I wrote this first when I was in high school, then went back and added contemporary references towards the end of my first year of college. It wasn’t written for a special day or event. From textual evidence, this lack apparently caused my tiny audience some discomfort. But as I re-post this today, I hope I do it with a certain amount of Significance.
[For those of you who don’t know — or haven’t had time to check Google Doodles thing morning — the 15th marks India’s independence from British rule. It is our 65th years of putative freedom this year.]
Excuse my scatty verbosity. I was a teen.
There’s an Amitav Ghosh article called ‘The Ghost of Mrs Gandhi’. I was reading it when my eyes started stinging, and there was this constriction at the back of my nose. For insensitive bone-heads, it means I very nearly cried.
And then I immediately thought, aren’t I supposed to be a student of English literature? Shouldn’t I be able to focus on the content, but be magically disconnect from the emotion it inspires? I read an article about unthreatened people (in terms of community) risking their lives to shelter the threatened minority in the middle of a violent riot, Nehru’s ‘bhai-bhai’ sentiment out in full-force, people fighting the system with their will and their humanity and their goodness — ooh, such heroes! — and my first reaction is heart-swelling tears? Yuk! No wonder Bollywood works!

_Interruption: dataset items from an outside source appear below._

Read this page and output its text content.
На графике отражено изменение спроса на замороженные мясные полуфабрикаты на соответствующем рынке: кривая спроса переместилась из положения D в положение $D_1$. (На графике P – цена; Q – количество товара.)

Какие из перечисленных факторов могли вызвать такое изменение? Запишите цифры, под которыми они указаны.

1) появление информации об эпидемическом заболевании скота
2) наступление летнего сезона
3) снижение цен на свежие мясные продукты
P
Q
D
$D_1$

But that’s not actually true. In fact, the heart-swelling tears only happened at the bit where the women in the group surround the men, to protect them from the violent goons. The rest of the article brought out the anger I’ve been feeling at the world lately, in my own unvoiced, understated way.
Actually, I’ve been furious.
It’s difficult to convey this anger, because nothing’s been happening to ‘justify’ it. Mangled spoon-fed religious belief and calculated politics don’t need a justification, but if you want to pour your heart out about the state your country, your whole bloody world is in, you need a mass-murder at least. Or a hideous accident in which loads of little kids die or have their limbs wrenched away. Or a bomb to go off in one of the nerve centres of the world. If there isn’t a ‘tragedy’ there’s no point speaking your mind. People are going to look at you and wonder what you’re on about. It’s irrelevant and slightly insane, you see, till something big happens. Life goes on, because it must.
For example, I grew up in a family where people didn’t particularly discuss the religious aspects of the Babri masjid event, even as we lived through it. I remember a lot of concern, a lot of worried mutterings over tea, but only between fishing out the purse to give the domestic help money to go buy telebhaja from the bazaar, and searching for a particularly scathing editorial in the day’s newspaper for everyone to appreciate.
But then, I was a child. Maybe my family were secret fundamentalists. After all, they came from Bangladesh, didn’t they? But growing up, I found no inkling of anything discriminatory in my surroundings. Which is why the world comes as such a shock. Some day, the newspapers say that in Mumbai it is against policy to paint public buildings green, because of it’s association with Islam. On other days, in a different vein, they report that cops at Narkeldanga have refused to escort CESC people to disconnect hookings which lead to frequent power failures in east Cal, because they fear a ‘law and order situation’. Instead they have unofficially requested the CESC officials to restore the hooked connections to placate the local slum dwellers.
And I am not taking anyone’s side here, just in case you are wondering. If the majority had been reversed, these stories would have a reversed point of focus. If another party was in power, they would have protected illegal hookings too.
And that is what worries me sick — that these stories of reality, no pun intended, exist at all.
It’s just that, I sort of used to believe all that stuff on my country being a melting pot of cultures and languages, on being truly multi-ethnic and happy about it. Now I feel stupid, gullible, dumb and made a fool of. And I hate being made a fool of. So you see, I have a selfish, personal, spiteful axe to grind against the people who beat up a Muslim man in Mumbai for being a Muslim and reading a Bengali newspaper, a Hindu man in UP for pulling a Muslim girl away from an oncoming lorry (he touched her, see?), a Sikh for having a beard and wearing a turban (terrified Americans thought he was an Afghan terrorist. Like he would walk up to the friendly neighbourhood counter after 9/11 if he was), those who kill tiny little three bloody minute old girls, and force their children into marriage. Those who let ‘situations’ get out of hand and sit in AC rooms and calculate the benefits thereof. Who think if they ignore the problem of the seven sisters of the north-east long enough and fire enough rounds into the people, they’ll quit making a racket and behave like proper, docile Indian women.
So I am vindictive, you see. I am cold, angry, and unforgiving.
And all I can do about it is cry over ancient articles and write silly pieces on a blog. But then, what can I do? The nation that I belived my country was never really existed. I grew up within a ghost.